Top Loan Setbacks that VA’s Encounter
Are you an active service member, veteran, or surviving spouse? Do you know that you can obtain a zero-down payment VA home loan? This can be the best financing option to purchase a home or even refinance your home. Your dream to become a homeowner can be realized sooner than later. However, there are some setbacks you need to know before making a decision.
What is a VA loan?
A VA loan is a mortgage offered through the U.S Department of Veteran Affairs; VA loans are designed to help active-duty military personnel, veterans, and service members become homeowners at an affordable cost. VA loans have generous terms such as no down payment, require no mortgage insurance, have lenient rules for qualifying, to name a few benefits.
How do VA Loans Work?
Although the Department of Veteran Affairs offers VA loans, the government does not necessarily design the loans. The government, through the department, determines who qualifies for the VA loans and which lenders issue the loans. The department can either back you up in the loan or have the loan given to you directly. These loans come in a different form from which you can choose.

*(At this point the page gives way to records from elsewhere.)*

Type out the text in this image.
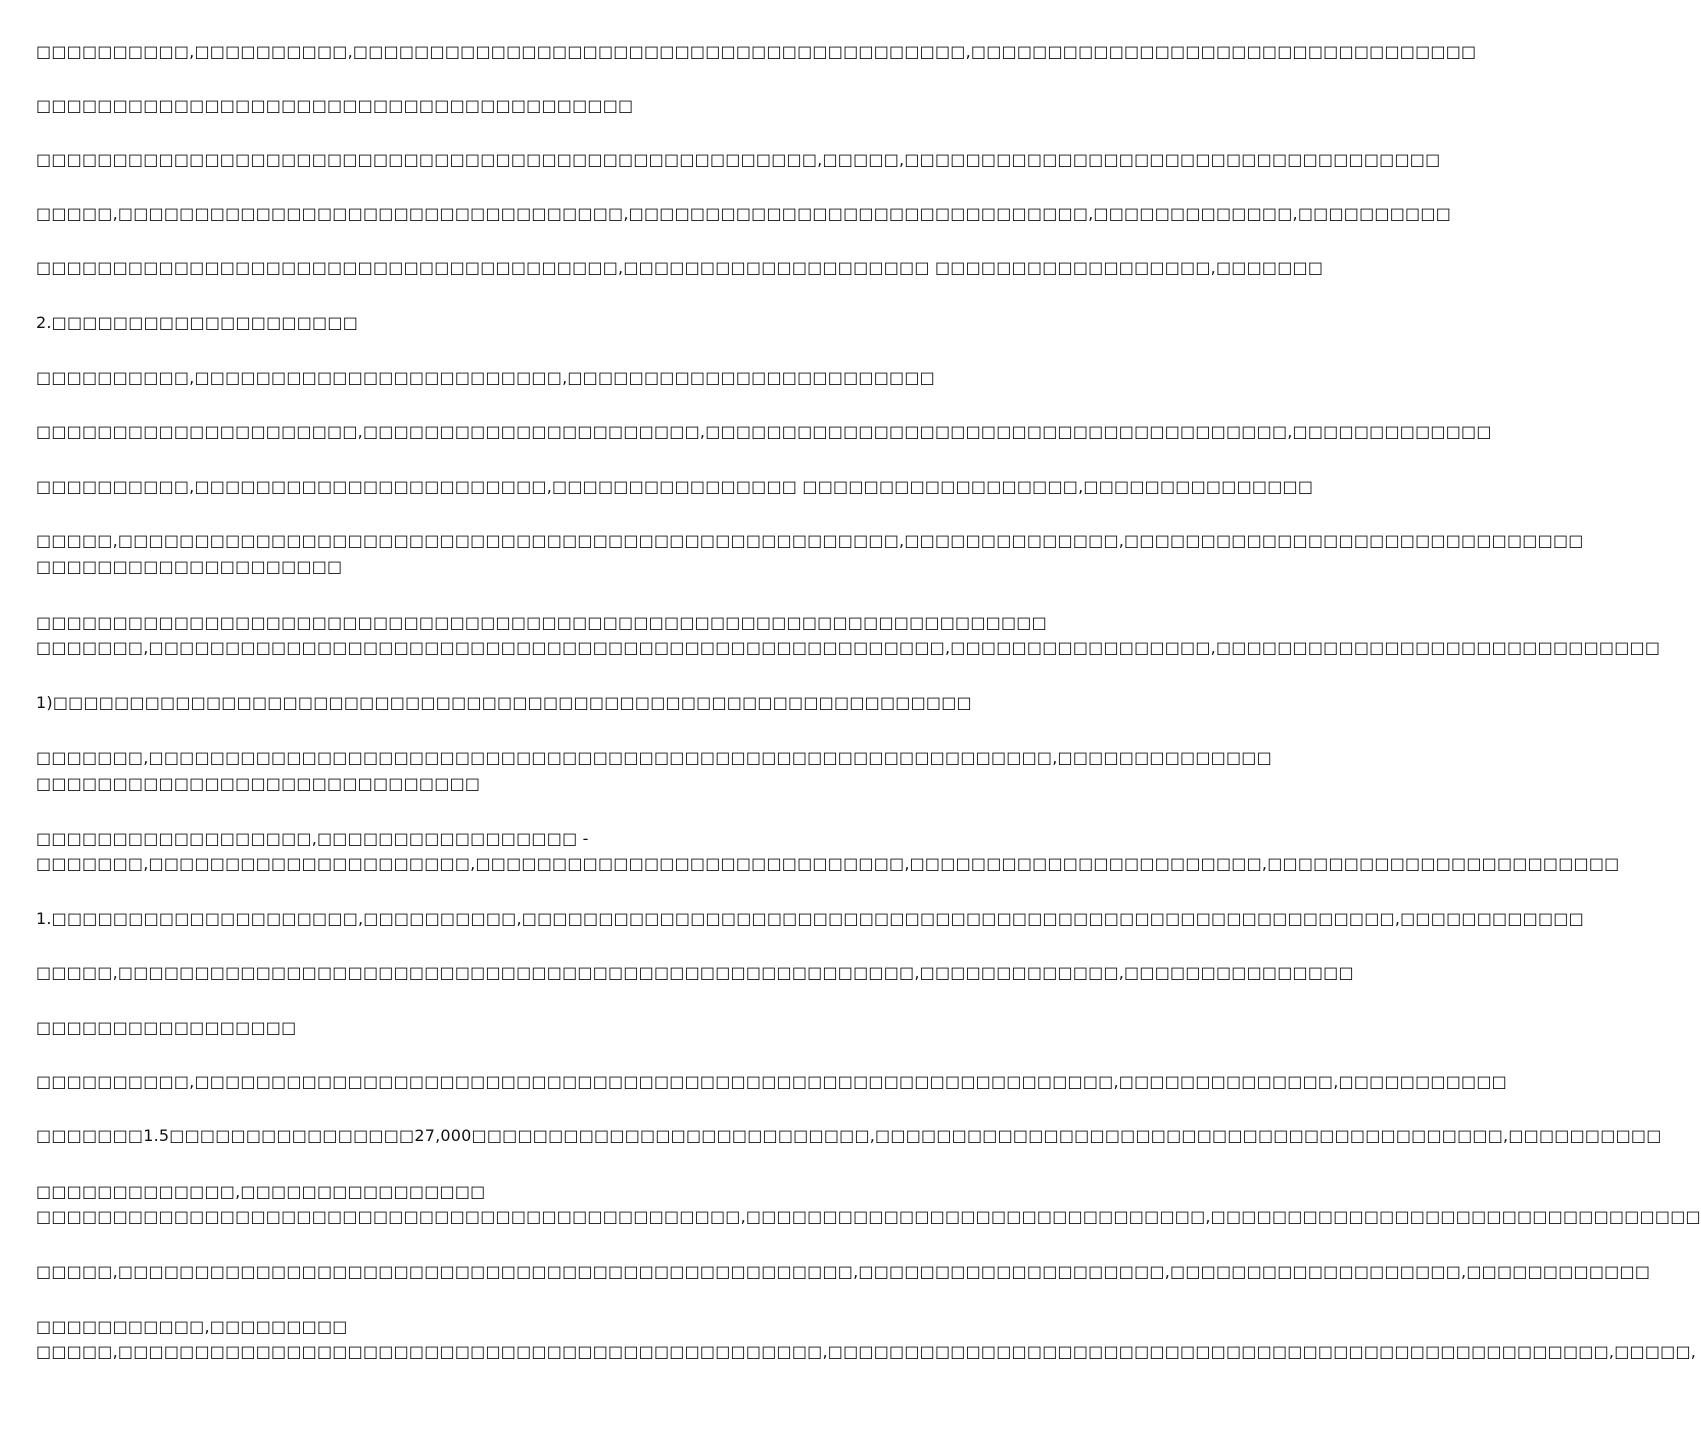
□□□□□□□□□□,□□□□□□□□□□,□□□□□□□□□□□□□□□□□□□□□□□□□□□□□□□□□□□□□□□□,□□□□□□□□□□□□□□□□□□□□□□□□□□□□□□□□□
□□□□□□□□□□□□□□□□□□□□□□□□□□□□□□□□□□□□□□□
□□□□□□□□□□□□□□□□□□□□□□□□□□□□□□□□□□□□□□□□□□□□□□□□□□□,□□□□□,□□□□□□□□□□□□□□□□□□□□□□□□□□□□□□□□□□□
□□□□□,□□□□□□□□□□□□□□□□□□□□□□□□□□□□□□□□□,□□□□□□□□□□□□□□□□□□□□□□□□□□□□□□,□□□□□□□□□□□□□,□□□□□□□□□□
□□□□□□□□□□□□□□□□□□□□□□□□□□□□□□□□□□□□□□,□□□□□□□□□□□□□□□□□□□□ □□□□□□□□□□□□□□□□□□,□□□□□□□
2.□□□□□□□□□□□□□□□□□□□□
□□□□□□□□□□,□□□□□□□□□□□□□□□□□□□□□□□□,□□□□□□□□□□□□□□□□□□□□□□□□
□□□□□□□□□□□□□□□□□□□□□,□□□□□□□□□□□□□□□□□□□□□□,□□□□□□□□□□□□□□□□□□□□□□□□□□□□□□□□□□□□□□,□□□□□□□□□□□□□
□□□□□□□□□□,□□□□□□□□□□□□□□□□□□□□□□□,□□□□□□□□□□□□□□□□ □□□□□□□□□□□□□□□□□□,□□□□□□□□□□□□□□□
□□□□□,□□□□□□□□□□□□□□□□□□□□□□□□□□□□□□□□□□□□□□□□□□□□□□□□□□□,□□□□□□□□□□□□□□,□□□□□□□□□□□□□□□□□□□□□□□□□□□□□□
□□□□□□□□□□□□□□□□□□□□
□□□□□□□□□□□□□□□□□□□□□□□□□□□□□□□□□□□□□□□□□□□□□□□□□□□□□□□□□□□□□□□□□□
□□□□□□□,□□□□□□□□□□□□□□□□□□□□□□□□□□□□□□□□□□□□□□□□□□□□□□□□□□□□,□□□□□□□□□□□□□□□□□,□□□□□□□□□□□□□□□□□□□□□□□□□□□□□
1)□□□□□□□□□□□□□□□□□□□□□□□□□□□□□□□□□□□□□□□□□□□□□□□□□□□□□□□□□□□□
□□□□□□□,□□□□□□□□□□□□□□□□□□□□□□□□□□□□□□□□□□□□□□□□□□□□□□□□□□□□□□□□□□□,□□□□□□□□□□□□□□
□□□□□□□□□□□□□□□□□□□□□□□□□□□□□
□□□□□□□□□□□□□□□□□□,□□□□□□□□□□□□□□□□□ -
□□□□□□□,□□□□□□□□□□□□□□□□□□□□□,□□□□□□□□□□□□□□□□□□□□□□□□□□□□,□□□□□□□□□□□□□□□□□□□□□□□,□□□□□□□□□□□□□□□□□□□□□□□
1.□□□□□□□□□□□□□□□□□□□□,□□□□□□□□□□,□□□□□□□□□□□□□□□□□□□□□□□□□□□□□□□□□□□□□□□□□□□□□□□□□□□□□□□□□,□□□□□□□□□□□□
□□□□□,□□□□□□□□□□□□□□□□□□□□□□□□□□□□□□□□□□□□□□□□□□□□□□□□□□□□,□□□□□□□□□□□□□,□□□□□□□□□□□□□□□
□□□□□□□□□□□□□□□□□
□□□□□□□□□□,□□□□□□□□□□□□□□□□□□□□□□□□□□□□□□□□□□□□□□□□□□□□□□□□□□□□□□□□□□□□,□□□□□□□□□□□□□□,□□□□□□□□□□□
□□□□□□□1.5□□□□□□□□□□□□□□□□27,000□□□□□□□□□□□□□□□□□□□□□□□□□□,□□□□□□□□□□□□□□□□□□□□□□□□□□□□□□□□□□□□□□□□□,□□□□□□□□□□
□□□□□□□□□□□□□,□□□□□□□□□□□□□□□□
□□□□□□□□□□□□□□□□□□□□□□□□□□□□□□□□□□□□□□□□□□□□□□,□□□□□□□□□□□□□□□□□□□□□□□□□□□□□□,□□□□□□□□□□□□□□□□□□□□□□□□□□□□□□□□
□□□□□,□□□□□□□□□□□□□□□□□□□□□□□□□□□□□□□□□□□□□□□□□□□□□□□□,□□□□□□□□□□□□□□□□□□□□,□□□□□□□□□□□□□□□□□□□,□□□□□□□□□□□□
□□□□□□□□□□□,□□□□□□□□□
□□□□□,□□□□□□□□□□□□□□□□□□□□□□□□□□□□□□□□□□□□□□□□□□□□□□,□□□□□□□□□□□□□□□□□□□□□□□□□□□□□□□□□□□□□□□□□□□□□□□□□□□,□□□□□,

VA Loan Eligibility requirements
To meet the eligibility requirements, you must have done your service time. If you are on active duty, this translates to 90 consecutive days. If you are a National Guard or Reserve member, this means 90 consecutive days if you are activated or six consecutive years if you aren’t. If you are a veteran, the required service time varies. Find more at va.gov.
However, there are some setbacks you need to be aware of. Let’s discuss below; read on to find out more.
Although VA loans have very generous terms, you have to pay funding at closing. This fee is charged to reduce the weight of U.S. taxpayers. However, the following are exempt;
- A service member with service-connected disabilities
- A surviving spouse of a Veteran who died in service
- A service member who has received a purple heart
When you take your first VA loan and make zero down payment, the funding fee is 2.3 percent of the amount you are borrowing. With subsequent borrowing, the VA funding fee increases.
Here are some setbacks that VA’s tend to encounter along the way:
Primary Residences Only
Another setback of VA loans is that they are limited to primary residences as opposed to conventional loans. You cannot purchase a second home, an investment, rental property, or a vacation home; this is a significant disadvantage because you cannot purchase any property that brings you money. You are buying a liability instead of an asset in an absolute sense. Therefore, a VA loan is not the solution if you want to buy an investment property. In this regard, a VA loan encounters a loan setback.
VA Appraisals and Inspection
A VA appraisal comes with red tape around it. Because VA appraisals require additional information not needed by other loan-type appraisals. The VA is more extensive than any other appraisal. Some VA Loan Minimum Property Requirements(MPRs) include:
- Adequate roofing
- No lead-based paint
- Mechanical systems that are safe to operate
- Adequate heating systems
- No signs of termites, dry rot, or fungus growth
- No crawl spaces and signs of leaks in basements
Although the intensity of the VA appraisal can keep potential borrowers from owning defective properties, the closing will take ages. Due to the bureaucracy of the government, the appraisers are slow and end up undervaluing homes.
Seller Resistance to VA loans
Many sellers find VA loans unattractive; this makes them uncomfortable, and they end up resisting VA home loan deals. Some of the reasons are; VA appraisals- as discussed above, which impose minimum property requirements that require a home to meet the agency guidelines for safety and livability. They have extensive appraisals such that they undervalue homes. Which makes sellers resist most of them. In some markets, sellers must pay closing costs if veterans buy a property with zero down payment. Most sellers frown at such offers. The closing process may be extended due to delayed paperwork in most instances. Sellers want fast business, and this is not pleasing to them at all.
You May Have Less Equity in Your Home
Ironic because buying a home with little or no money is one of the most significant advantages of a VA loan. However, this can also be a disadvantage. Once you move into the home, you’ll have a property that is 100% financed. When the VA funding fee is added to the loan amount, you’ll be in a negative equity position from the beginning. If the property’s value increases in the market, this becomes a temporary problem. But, if the market is either flat or declining, there’s a severe problem. If you need to sell your home and have no equity, you may be forced to write a check at the closing table to cover any closing costs associated with the sale; not a typical case but a potential disadvantage you need to be aware of.
Finally, even though you’re eligible for a VA loan, it may not be your best financing option to purchase a home. Depending on your financial position, you might want to weigh your options and choose the best option for yourself. If your best choice is a VA loan, then be sure to do your due diligence and find a reputable VA lender. The lender you choose will determine how your loan application process will go. Finding a company that does a substantial amount of VA business is the safest way to take. Most lenders have no experience with VA loans and may end up giving you unnecessary headaches.